Variation in the concentration of F during pre- to post-monsoon (2.21–2.29 mg/L) indicates the role of leaching activity (Subba Rao 2003). Special distribution of fluoride in groundwater of Lalganj Tehsil for pre- and post-monsoons is given in Fig. 5 a, b. Free circulation of water caused by rainfall and/or irrigation in the weathered products dissolves and leaches the minerals, contributing fluoride to the groundwater (Subba Rao 2008; Shaji et al. 2007). pH and bicarbonate both showed a significant positive relation with F while TH showed a negative relation with F, which specify a greater affinity of F with bicarbonate and pH rather than with TH (Table 4). The positive relation between F with pH suggested its comeback from a dissolution of silicate mineral and potentially also degassing of CO2 (Subba Rao 2011). An equivalent relation between F and bicarbonate leads to a more conducive environment for the mobilization of F. Higher concentration of F with lower concentration of TH was explained as the Ca2+ and Mg2+ ions in the TH precipitate as carbonates and/or involve an ion exchange of Ca2+ with Na+ (Gaciri and Davis 1993; Hem 1991).
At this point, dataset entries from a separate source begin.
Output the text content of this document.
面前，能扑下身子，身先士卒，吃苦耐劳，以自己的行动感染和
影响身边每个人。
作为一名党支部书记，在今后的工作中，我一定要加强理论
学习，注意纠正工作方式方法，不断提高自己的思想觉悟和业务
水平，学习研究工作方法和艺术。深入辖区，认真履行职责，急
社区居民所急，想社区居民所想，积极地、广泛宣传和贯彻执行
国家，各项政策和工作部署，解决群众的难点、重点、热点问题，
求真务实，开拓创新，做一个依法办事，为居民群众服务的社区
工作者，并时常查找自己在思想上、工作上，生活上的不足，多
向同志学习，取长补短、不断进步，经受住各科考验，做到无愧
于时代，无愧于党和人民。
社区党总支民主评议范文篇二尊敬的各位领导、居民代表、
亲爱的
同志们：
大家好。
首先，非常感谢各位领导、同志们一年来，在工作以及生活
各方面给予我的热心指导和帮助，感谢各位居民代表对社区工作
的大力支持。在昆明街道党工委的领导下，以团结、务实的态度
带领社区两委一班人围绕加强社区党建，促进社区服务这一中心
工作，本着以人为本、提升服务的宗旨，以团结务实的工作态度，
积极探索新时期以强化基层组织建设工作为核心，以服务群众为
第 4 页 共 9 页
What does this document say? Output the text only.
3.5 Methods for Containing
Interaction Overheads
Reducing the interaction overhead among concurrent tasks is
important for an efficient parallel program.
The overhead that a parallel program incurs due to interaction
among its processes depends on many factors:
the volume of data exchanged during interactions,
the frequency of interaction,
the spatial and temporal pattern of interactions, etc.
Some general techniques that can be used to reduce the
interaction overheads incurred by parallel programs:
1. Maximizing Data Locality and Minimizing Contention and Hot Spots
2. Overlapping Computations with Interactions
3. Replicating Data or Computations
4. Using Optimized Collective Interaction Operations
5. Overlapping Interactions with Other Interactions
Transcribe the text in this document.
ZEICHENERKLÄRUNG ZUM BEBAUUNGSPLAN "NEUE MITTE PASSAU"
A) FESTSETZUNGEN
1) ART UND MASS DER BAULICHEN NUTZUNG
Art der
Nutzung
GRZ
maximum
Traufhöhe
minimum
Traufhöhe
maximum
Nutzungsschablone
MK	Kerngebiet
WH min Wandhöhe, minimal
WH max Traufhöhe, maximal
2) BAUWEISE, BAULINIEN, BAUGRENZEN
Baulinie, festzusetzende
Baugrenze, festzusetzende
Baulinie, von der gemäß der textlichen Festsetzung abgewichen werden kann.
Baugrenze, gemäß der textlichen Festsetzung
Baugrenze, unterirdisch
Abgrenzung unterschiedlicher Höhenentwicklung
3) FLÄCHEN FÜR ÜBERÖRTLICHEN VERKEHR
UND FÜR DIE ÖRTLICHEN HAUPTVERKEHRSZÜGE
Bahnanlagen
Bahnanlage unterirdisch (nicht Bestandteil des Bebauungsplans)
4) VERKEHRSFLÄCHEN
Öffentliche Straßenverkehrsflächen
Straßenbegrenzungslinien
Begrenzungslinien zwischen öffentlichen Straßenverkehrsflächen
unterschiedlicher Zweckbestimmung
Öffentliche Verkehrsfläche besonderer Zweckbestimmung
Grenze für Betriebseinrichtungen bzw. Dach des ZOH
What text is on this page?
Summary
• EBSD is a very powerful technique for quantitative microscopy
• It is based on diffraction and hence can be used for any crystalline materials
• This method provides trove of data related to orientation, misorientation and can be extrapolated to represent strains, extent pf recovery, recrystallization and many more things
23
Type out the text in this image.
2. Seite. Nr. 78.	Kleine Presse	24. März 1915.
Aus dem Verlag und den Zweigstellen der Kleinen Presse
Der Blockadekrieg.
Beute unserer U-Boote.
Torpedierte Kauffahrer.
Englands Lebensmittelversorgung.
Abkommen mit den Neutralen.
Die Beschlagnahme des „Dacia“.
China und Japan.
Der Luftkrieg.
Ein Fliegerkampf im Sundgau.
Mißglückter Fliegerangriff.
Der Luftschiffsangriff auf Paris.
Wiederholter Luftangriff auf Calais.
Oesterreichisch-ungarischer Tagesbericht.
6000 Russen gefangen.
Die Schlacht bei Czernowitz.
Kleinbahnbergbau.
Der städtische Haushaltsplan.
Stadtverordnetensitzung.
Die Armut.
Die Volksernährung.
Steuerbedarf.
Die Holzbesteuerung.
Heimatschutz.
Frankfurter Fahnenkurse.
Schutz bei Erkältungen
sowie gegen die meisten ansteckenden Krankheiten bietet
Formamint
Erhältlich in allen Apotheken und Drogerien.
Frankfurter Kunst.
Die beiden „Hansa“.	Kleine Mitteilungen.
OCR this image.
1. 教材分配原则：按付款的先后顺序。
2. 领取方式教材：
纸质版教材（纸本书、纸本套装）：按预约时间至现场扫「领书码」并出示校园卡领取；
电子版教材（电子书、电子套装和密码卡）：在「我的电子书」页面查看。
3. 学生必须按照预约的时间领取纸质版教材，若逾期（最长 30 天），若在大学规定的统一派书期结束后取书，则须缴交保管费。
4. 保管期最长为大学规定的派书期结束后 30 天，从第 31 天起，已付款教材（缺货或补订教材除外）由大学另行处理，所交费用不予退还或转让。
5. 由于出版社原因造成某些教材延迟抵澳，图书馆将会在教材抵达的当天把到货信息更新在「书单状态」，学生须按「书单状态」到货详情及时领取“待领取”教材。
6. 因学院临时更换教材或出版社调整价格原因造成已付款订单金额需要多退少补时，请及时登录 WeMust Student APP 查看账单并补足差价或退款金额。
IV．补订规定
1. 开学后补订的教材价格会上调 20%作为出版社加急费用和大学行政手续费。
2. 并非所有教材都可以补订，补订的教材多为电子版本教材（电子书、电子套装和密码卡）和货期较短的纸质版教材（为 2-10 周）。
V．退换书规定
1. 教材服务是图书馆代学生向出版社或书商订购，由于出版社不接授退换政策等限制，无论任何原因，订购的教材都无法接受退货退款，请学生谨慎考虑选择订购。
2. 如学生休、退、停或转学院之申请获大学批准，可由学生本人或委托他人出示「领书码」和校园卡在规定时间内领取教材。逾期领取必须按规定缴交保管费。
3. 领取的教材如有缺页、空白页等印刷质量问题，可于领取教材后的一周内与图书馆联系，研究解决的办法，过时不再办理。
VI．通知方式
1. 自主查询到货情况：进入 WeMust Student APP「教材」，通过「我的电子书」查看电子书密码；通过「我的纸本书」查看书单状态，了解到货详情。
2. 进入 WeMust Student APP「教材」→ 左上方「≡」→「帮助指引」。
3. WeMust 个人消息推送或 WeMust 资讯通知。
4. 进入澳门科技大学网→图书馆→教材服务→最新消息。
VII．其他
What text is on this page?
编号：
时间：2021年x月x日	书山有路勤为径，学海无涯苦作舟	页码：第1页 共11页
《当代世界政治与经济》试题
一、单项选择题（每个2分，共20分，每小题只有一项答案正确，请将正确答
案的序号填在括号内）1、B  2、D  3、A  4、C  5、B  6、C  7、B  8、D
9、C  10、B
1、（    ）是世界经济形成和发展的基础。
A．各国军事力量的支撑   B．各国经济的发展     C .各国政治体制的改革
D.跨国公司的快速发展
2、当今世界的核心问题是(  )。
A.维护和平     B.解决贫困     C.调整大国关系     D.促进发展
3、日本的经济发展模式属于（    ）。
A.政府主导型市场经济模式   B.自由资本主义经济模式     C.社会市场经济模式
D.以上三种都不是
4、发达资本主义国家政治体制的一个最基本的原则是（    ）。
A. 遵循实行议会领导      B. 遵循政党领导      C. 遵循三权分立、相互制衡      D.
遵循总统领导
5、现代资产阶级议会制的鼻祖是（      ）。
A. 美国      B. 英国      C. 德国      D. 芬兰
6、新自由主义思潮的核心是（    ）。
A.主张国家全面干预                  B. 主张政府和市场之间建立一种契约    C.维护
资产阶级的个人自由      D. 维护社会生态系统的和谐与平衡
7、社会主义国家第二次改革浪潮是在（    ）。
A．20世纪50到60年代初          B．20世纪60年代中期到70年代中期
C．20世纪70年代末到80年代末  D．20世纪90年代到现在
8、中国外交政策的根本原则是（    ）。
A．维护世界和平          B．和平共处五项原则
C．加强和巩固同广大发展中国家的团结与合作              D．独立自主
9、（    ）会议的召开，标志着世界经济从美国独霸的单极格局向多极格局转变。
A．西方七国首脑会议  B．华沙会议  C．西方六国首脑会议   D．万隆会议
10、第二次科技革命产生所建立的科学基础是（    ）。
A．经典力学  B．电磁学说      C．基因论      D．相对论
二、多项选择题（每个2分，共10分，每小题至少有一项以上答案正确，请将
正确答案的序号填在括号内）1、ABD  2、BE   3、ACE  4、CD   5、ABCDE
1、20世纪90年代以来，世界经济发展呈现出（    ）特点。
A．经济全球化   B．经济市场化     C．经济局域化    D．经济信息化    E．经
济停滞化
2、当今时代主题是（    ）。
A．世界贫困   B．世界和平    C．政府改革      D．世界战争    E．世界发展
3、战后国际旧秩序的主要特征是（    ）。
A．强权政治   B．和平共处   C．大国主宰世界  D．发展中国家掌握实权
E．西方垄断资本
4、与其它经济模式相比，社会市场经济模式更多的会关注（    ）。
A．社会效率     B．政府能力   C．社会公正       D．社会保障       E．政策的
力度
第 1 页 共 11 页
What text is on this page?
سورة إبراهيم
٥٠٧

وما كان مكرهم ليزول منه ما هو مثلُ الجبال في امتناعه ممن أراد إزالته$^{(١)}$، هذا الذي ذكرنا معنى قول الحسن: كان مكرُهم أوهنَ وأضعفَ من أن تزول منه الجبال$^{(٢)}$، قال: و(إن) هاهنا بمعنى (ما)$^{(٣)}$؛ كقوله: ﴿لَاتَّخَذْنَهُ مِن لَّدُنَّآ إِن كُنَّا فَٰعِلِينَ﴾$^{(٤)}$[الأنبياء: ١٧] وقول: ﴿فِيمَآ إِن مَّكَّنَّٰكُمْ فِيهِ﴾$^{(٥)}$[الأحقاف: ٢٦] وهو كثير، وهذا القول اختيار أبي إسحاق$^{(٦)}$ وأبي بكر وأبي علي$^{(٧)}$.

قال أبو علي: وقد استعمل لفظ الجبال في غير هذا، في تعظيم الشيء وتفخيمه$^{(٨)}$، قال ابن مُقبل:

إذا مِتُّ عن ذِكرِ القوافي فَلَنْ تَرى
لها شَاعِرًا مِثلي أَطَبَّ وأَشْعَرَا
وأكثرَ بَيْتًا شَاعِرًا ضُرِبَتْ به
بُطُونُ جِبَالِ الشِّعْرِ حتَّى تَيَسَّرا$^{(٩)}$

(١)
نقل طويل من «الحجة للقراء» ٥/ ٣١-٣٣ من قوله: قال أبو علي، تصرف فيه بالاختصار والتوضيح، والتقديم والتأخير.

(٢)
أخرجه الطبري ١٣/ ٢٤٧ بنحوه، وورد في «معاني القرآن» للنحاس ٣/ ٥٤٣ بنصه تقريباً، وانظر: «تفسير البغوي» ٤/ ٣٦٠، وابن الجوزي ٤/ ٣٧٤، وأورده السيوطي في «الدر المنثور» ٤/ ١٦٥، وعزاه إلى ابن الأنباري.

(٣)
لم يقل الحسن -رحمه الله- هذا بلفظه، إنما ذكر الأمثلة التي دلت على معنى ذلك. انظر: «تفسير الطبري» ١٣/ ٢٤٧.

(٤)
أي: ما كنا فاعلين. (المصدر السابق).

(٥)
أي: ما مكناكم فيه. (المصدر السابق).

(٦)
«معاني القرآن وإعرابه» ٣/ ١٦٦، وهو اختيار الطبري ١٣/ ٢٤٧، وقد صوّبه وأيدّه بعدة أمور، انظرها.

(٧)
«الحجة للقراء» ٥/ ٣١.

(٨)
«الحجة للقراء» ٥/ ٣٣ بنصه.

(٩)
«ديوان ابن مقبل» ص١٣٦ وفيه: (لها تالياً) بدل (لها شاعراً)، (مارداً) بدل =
Table 1 shows a higher concentration of TDS in post-monsoon than pre-monsoon, because of leaching of various salts into the post-monsoon groundwater by infiltrating recharge waters. Hence, the results evidently show that there is evidence of monsoon effect on the mean values of groundwater quality after recharging of the aquifer (Table 5).

Fig. 5
figure 5

Special distribution of fluoride in groundwater of Lalganj Tehsil: a pre-monsoon and b post-monsoon

Table 5 Spearman correlation coefficient within physicochemical parameters of Lalganj Tehsil during post-monsoon (n = 60)

Conclusion

The present hydro-geochemical investigations reflect that the weathering of fluoride-bearing minerals is responsible for the high level of fluoride in groundwater at Lalganj Tehsil near Ganga basin. In the majority of sampling locations, about 49% (pre-monsoon) and 60.66% (post-monsoon) samples exceeded permissible limit of 1.5 mg/L, representing Na-HCO3 type water, while fluoride < 1.5 mg/L shows Ca-HCO3 signature. Correlation matrix also indicates that Na, EC and bicarbonate were significant with fluoride during pre-monsoon while SO42−, bicarbonate, TDS, EC and Na were significant due to weathering of minerals in post-monsoon. Results of FA illustrated that the groundwater quality in pre-monsoon is better than post-monsoon because of high variance found in physico-chemical data of post-monsoon as compared to pre-monsoon. Results of groundwater are compared with WHO and Indian Standard where Mg, F, TH, TDS exceeded drinking water standard value during both seasons. In this study, a very high concentration of fluoride in groundwater of up to 17.20 mg/L was measured. Continuous use of groundwater for drinking purpose without its amelioration by the population of the study area may expose them to very high fluoride content through drinking water and they may suffer from dental fluorosis, skeletal fluorosis and non-skeletal fluorosis. This study could help to generate existing baseline data about groundwater quality of the Ganga Basin Lalganj Tehsil, which will bring alertness to people about its purity and quality importance and also help the government of UP in installing the de-fluoridation setup. Proper measures such as amelioration of fluoride before use and rainwater harvesting are suggested for this area.